The null space of matrix $A$ are all those vectors $z$ with $Az=0$ where $0$ is the zero vector (same dimensions as $x$ and $b$).
These vectors build up a vector space which can be described by a base $B$. And that base $B$ can be used to form a matrix $F$ - just fill up with zero columns until you can operate on the same vectors $A$ can.
Now multiplying $F$ with any vector $z$ is just a linear combination of some null vectors and the base vectors of $A$'s null space, in short $A(Fz)=0$.
If for $x_0$ we know $Ax_0=b$ we can add a zero and are done
$Ax_0=b\Leftrightarrow0+Ax_0=b\Leftrightarrow A(Fz)+Ax_0=b\Leftrightarrow A(\underbrace{Fz+x_0}_{=:x})=b$
No matter what $z$ an $x$ defined like that is a solution.
EDIT: Example:
$A=\left[\begin{matrix}1&0&0\\3&2&-2\\3&3&-3\end{matrix}\right]$ Now to find the null space one has to solve $Ax=0$. For that use row reduction until the matrix is in an "easily readable" form. $A\longrightarrow\left[\begin{matrix}1&0&0\\0&2&-2\\0&3&-3\end{matrix}\right]\longrightarrow\left[\begin{matrix}1&0&0\\0&2&-2\\0&0&0\end{matrix}\right]=:\bar A$ Row reduction ensures $Ax=0\Leftrightarrow\bar Ax=0$ and in the latter matrix the rows "read" as follows:
1. $1x_1+0x_2+0x_3=0\quad$ aka $x_1$ the first component of $x$ must be $0$.

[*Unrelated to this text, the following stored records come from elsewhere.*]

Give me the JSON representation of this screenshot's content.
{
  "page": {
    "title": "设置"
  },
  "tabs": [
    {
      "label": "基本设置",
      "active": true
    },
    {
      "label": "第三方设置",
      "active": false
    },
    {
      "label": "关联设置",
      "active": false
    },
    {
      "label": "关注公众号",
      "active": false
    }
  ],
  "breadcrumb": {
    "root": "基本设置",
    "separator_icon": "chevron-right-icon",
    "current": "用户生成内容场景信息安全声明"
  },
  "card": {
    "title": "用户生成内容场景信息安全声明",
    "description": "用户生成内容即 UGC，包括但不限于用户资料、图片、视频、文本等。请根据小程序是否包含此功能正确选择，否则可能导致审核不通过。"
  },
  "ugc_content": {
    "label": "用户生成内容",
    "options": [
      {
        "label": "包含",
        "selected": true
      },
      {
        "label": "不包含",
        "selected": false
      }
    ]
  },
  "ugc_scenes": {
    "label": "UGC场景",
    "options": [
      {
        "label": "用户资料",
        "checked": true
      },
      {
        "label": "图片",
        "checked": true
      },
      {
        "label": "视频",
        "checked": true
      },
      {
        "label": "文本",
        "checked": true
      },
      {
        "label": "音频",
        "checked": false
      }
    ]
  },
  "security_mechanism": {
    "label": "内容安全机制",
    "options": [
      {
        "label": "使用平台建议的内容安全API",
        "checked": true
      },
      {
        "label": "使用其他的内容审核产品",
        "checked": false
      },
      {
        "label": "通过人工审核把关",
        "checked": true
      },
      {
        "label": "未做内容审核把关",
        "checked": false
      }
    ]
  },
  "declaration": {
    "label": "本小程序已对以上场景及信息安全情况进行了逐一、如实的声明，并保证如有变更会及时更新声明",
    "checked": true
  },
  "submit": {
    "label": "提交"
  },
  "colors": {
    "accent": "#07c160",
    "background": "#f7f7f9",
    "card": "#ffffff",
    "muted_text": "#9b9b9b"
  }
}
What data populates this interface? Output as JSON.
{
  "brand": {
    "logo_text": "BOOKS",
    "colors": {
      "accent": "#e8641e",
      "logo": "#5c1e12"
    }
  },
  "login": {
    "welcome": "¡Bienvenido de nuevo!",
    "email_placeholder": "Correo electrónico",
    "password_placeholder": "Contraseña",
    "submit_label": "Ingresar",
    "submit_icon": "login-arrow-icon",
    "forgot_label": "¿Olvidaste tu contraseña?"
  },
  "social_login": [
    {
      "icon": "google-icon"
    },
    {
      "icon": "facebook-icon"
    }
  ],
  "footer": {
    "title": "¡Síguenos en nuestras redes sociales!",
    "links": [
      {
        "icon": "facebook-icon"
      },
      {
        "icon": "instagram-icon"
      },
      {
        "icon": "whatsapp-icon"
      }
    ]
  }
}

2. $2x_2-2x_3=0\quad$ aka $x_2=x_3$.
3. Basically: Whatever.
So the single base vector for $A$'s null space is $B_1=\left[\begin{matrix}0\\1\\1\end{matrix}\right]$ To get $F$ fill up with null vectors $F=\left[\begin{matrix}0&0&0\\1&0&0\\1&0&0\end{matrix}\right]$ For an arbirtray $z$ we get $A(Fz)=\left[\begin{matrix}1&0&0\\3&2&-2\\3&3&-3\end{matrix}\right]\left(\left[\begin{matrix}0&0&0\\1&0&0\\1&0&0\end{matrix}\right]\left[\begin{matrix}z_1\\z_2\\z_3\end{matrix}\right]\right)=\left[\begin{matrix}1&0&0\\3&2&-2\\3&3&-3\end{matrix}\right]\left[\begin{matrix}0\\z_1\\z_1\end{matrix}\right]=\left[\begin{matrix}0\\2z_1-2z_1\\3z_1-3z_1\end{matrix}\right]=\left[\begin{matrix}0\\0\\0\end{matrix}\right]$ Again, if for $x_0$ we know $Ax_0=b$ it follows for any $z$ that an $x:=Fz+x_0$ yields $Ax=b$.